Are Subprime Mortgages the Answer to Tight Lending Standards?

by Peter Thomas Ricci

Subprime mortgages were the big bad wolves of the housing crash, but could they be the answer to our mortgage lending blues?

It’s no mystery that mortgage lending in today’s housing market is the strictest it’s been since the 1990s, with banks seeking to avoid even the slightest semblance of defaults after the horror days of the housing crash.

Indeed, lending has been so tight that, according to Laurie S. Goodman of the Urban Institute, lenders would have granted 1.2 million additional loans in 2012 alone had they adhered to the lending standards of 2001.

As Binyamin Appelbaum wrote in a recent article for The New York Times, “As a result, fewer young people are now buying first homes, fewer older people are moving up and less money is changing hands. Instead of driving the economic recovery, the housing business is dragging behind.”

Appelbaum, though, has an unorthodox solution in mind for today’s lending environment – revive the subprime loan.

Are Subprime Loans Back From the Dead?

It’s easy to forget – considering that they were the grand bogeyman of the housing downturn – that subprime loans were once touted as a solution to what Appelbaum described as “the excessive caution” of prime lenders. Through offering mortgages that were tailored to the economic conditions of the borrower (being less likely to pay, for instance, would generate a higher interest rate), subprime mortgages made home financing possible for scores of minorities, immigrants and other consumers who, in Appelbaum’s words, “did not conform to the mortgage industry’s traditional expectations.” And indeed, before the housing downturn, the vast majority of subprime borrowers paid their mortgages in a timely manner.

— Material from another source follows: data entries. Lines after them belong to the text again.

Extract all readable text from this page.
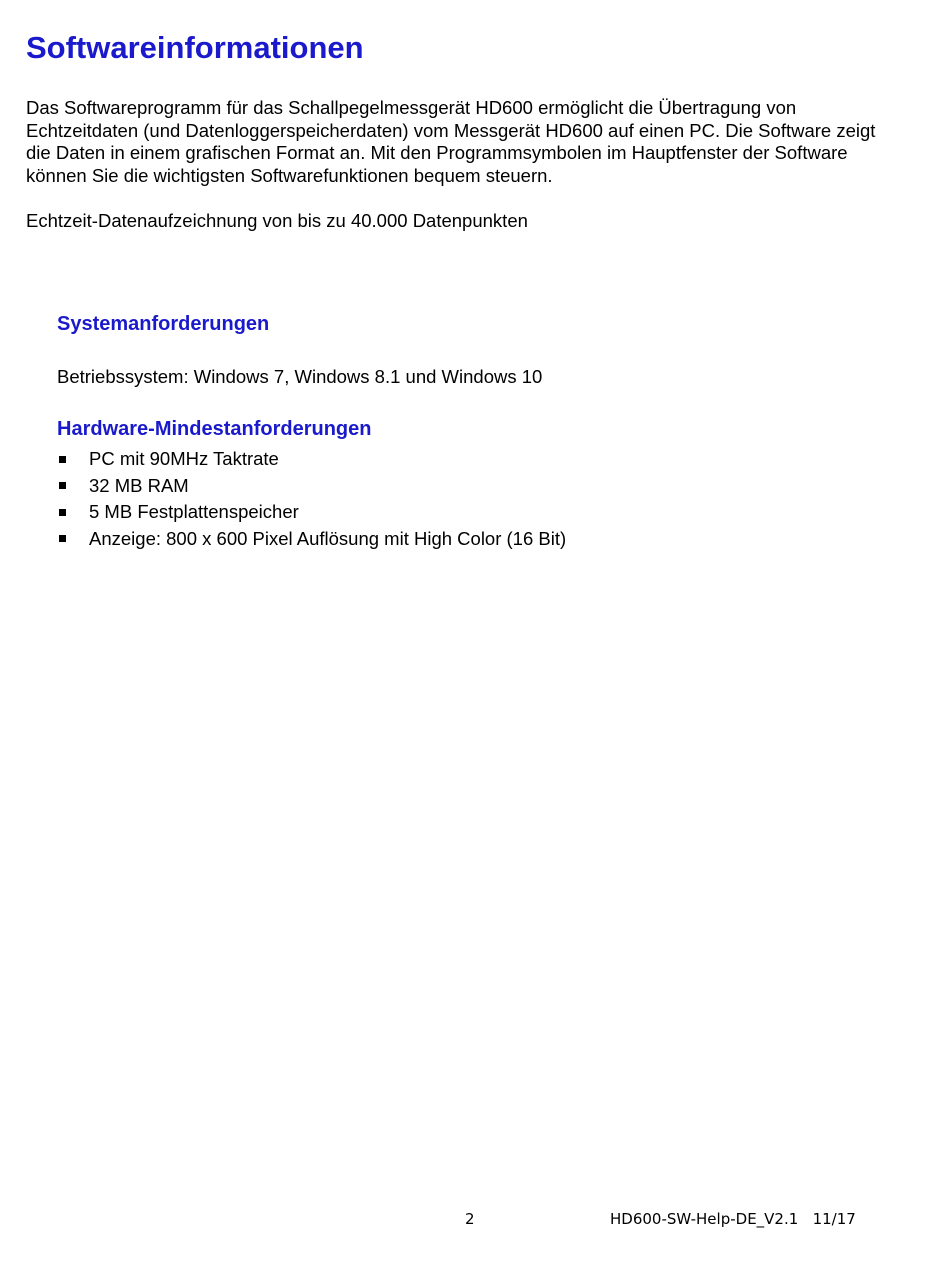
Softwareinformationen

Das Softwareprogramm für das Schallpegelmessgerät HD600 ermöglicht die Übertragung von Echtzeitdaten (und Datenloggerspeicherdaten) vom Messgerät HD600 auf einen PC. Die Software zeigt die Daten in einem grafischen Format an. Mit den Programmsymbolen im Hauptfenster der Software können Sie die wichtigsten Softwarefunktionen bequem steuern.

Echtzeit-Datenaufzeichnung von bis zu 40.000 Datenpunkten

Systemanforderungen

Betriebssystem: Windows 7, Windows 8.1 und Windows 10

Hardware-Mindestanforderungen
PC mit 90MHz Taktrate
32 MB RAM
5 MB Festplattenspeicher
Anzeige: 800 x 600 Pixel Auflösung mit High Color (16 Bit)
2	HD600-SW-Help-DE_V2.1   11/17
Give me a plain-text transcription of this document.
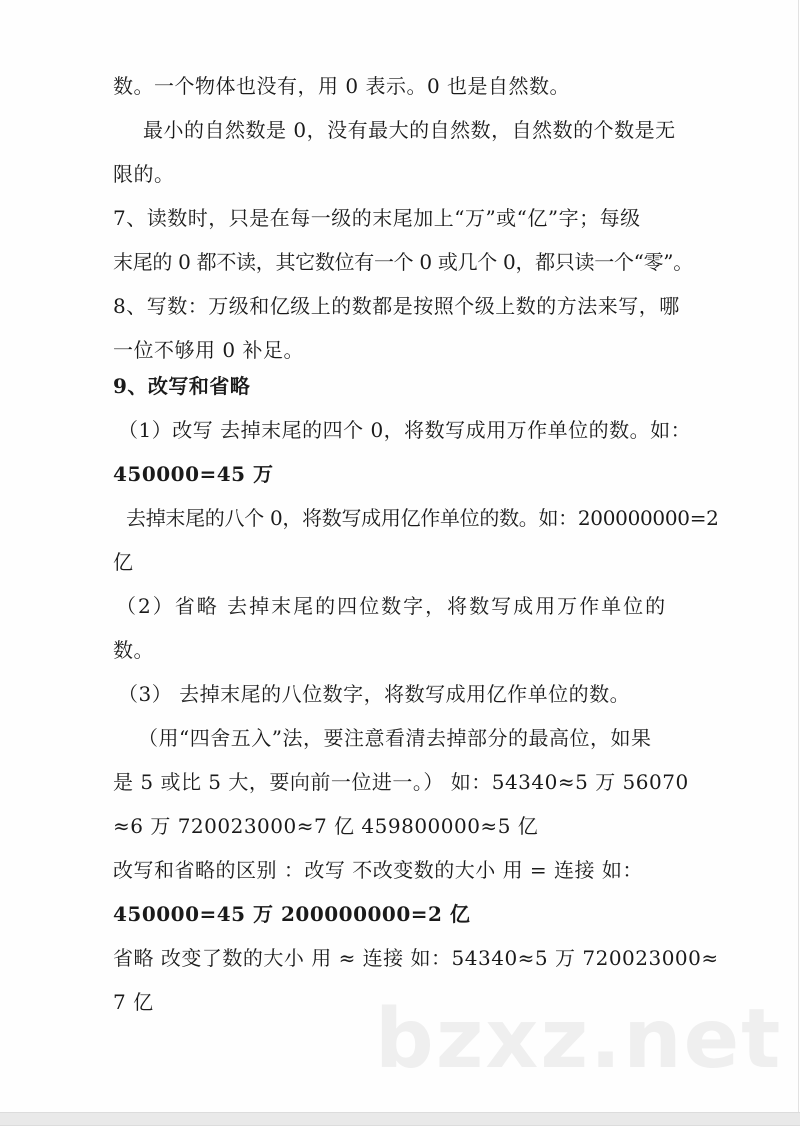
数。一个物体也没有，用 0 表示。0 也是自然数。
最小的自然数是 0，没有最大的自然数，自然数的个数是无
限的。
7、读数时，只是在每一级的末尾加上“万”或“亿”字；每级
末尾的 0 都不读，其它数位有一个 0 或几个 0，都只读一个“零”。
8、写数：万级和亿级上的数都是按照个级上数的方法来写，哪
一位不够用 0 补足。
9、改写和省略
（1）改写 去掉末尾的四个 0，将数写成用万作单位的数。如：
450000=45 万
去掉末尾的八个 0，将数写成用亿作单位的数。如：200000000=2
亿
（2）省略 去掉末尾的四位数字，将数写成用万作单位的
数。
（3） 去掉末尾的八位数字，将数写成用亿作单位的数。
（用“四舍五入”法，要注意看清去掉部分的最高位，如果
是 5 或比 5 大，要向前一位进一。） 如：54340≈5 万 56070
≈6 万 720023000≈7 亿 459800000≈5 亿
改写和省略的区别 ：改写 不改变数的大小 用 = 连接 如：
450000=45 万 200000000=2 亿
省略 改变了数的大小 用 ≈ 连接 如：54340≈5 万 720023000≈
7 亿	bzxz.net
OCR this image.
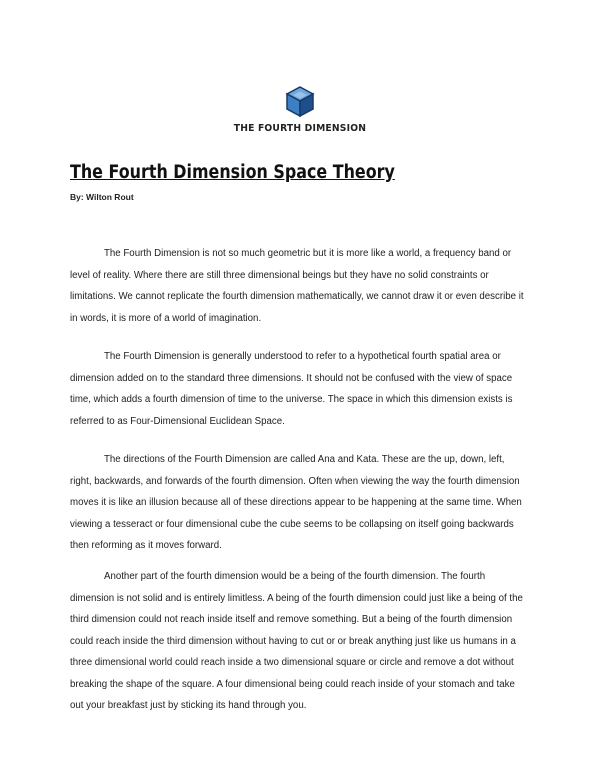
THE FOURTH DIMENSION
The Fourth Dimension Space Theory
By: Wilton Rout

The Fourth Dimension is not so much geometric but it is more like a world, a frequency band or level of reality. Where there are still three dimensional beings but they have no solid constraints or limitations. We cannot replicate the fourth dimension mathematically, we cannot draw it or even describe it in words, it is more of a world of imagination.

The Fourth Dimension is generally understood to refer to a hypothetical fourth spatial area or dimension added on to the standard three dimensions. It should not be confused with the view of space time, which adds a fourth dimension of time to the universe. The space in which this dimension exists is referred to as Four-Dimensional Euclidean Space.

The directions of the Fourth Dimension are called Ana and Kata. These are the up, down, left, right, backwards, and forwards of the fourth dimension. Often when viewing the way the fourth dimension moves it is like an illusion because all of these directions appear to be happening at the same time. When viewing a tesseract or four dimensional cube the cube seems to be collapsing on itself going backwards then reforming as it moves forward.

Another part of the fourth dimension would be a being of the fourth dimension. The fourth dimension is not solid and is entirely limitless. A being of the fourth dimension could just like a being of the third dimension could not reach inside itself and remove something. But a being of the fourth dimension could reach inside the third dimension without having to cut or or break anything just like us humans in a three dimensional world could reach inside a two dimensional square or circle and remove a dot without breaking the shape of the square. A four dimensional being could reach inside of your stomach and take out your breakfast just by sticking its hand through you.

Yet, subprime loans have their critics, and their points are all valid. One argument charges that subprime loans merely maintain the status quo – by offering lower income borrowers a less sexy loan, we’re simply institutionalizing their lower status, rather than working on improving economic opportunity or, more importantly, loosening barriers to new home construction, which could lower home prices in pricey communities. And of course, subprime mortgages were hotbeds for fraud during the boom years.

A Radical Solution to Home Financing

Subprime loans are still around, but they’re now subject to the same strict underwriting standards that lenders bring to all transactions, so it’s unlikely that we’ll see a return of NINA loans – the “no income, no assets loans” that sunk housing in 2008.

But beyond subprime, some experts argue that lending requires real, systemic change to truly reform beyond the bubble years, and Appelbaum’s article highlighted two bold solutions:

  • Reforming the nation’s bankruptcy laws so that, should consumers go before a bankruptcy court, judges would be allowed to reduce the burden of mortgage debt on the spot. Allowing judges that power, experts argue, would keep banks in check.
  • An even bolder suggestion comes courtesy of Amir Sufi, an economist at the University of Chicago, and Atif Mian, an economist at Princeton, who argue that mortgage payments should automatically adjust to housing downturns, so that when home prices in an area fall, so will the mortgage holder’s payments; if the price of the home eventually rises, they argue, lenders would get a share of the home’s profits.

It’s unlikely either idea will gain much traction anytime soon, but it goes to show that the ghosts of housing finance continue to haunt the economy, if only in a more subtle way.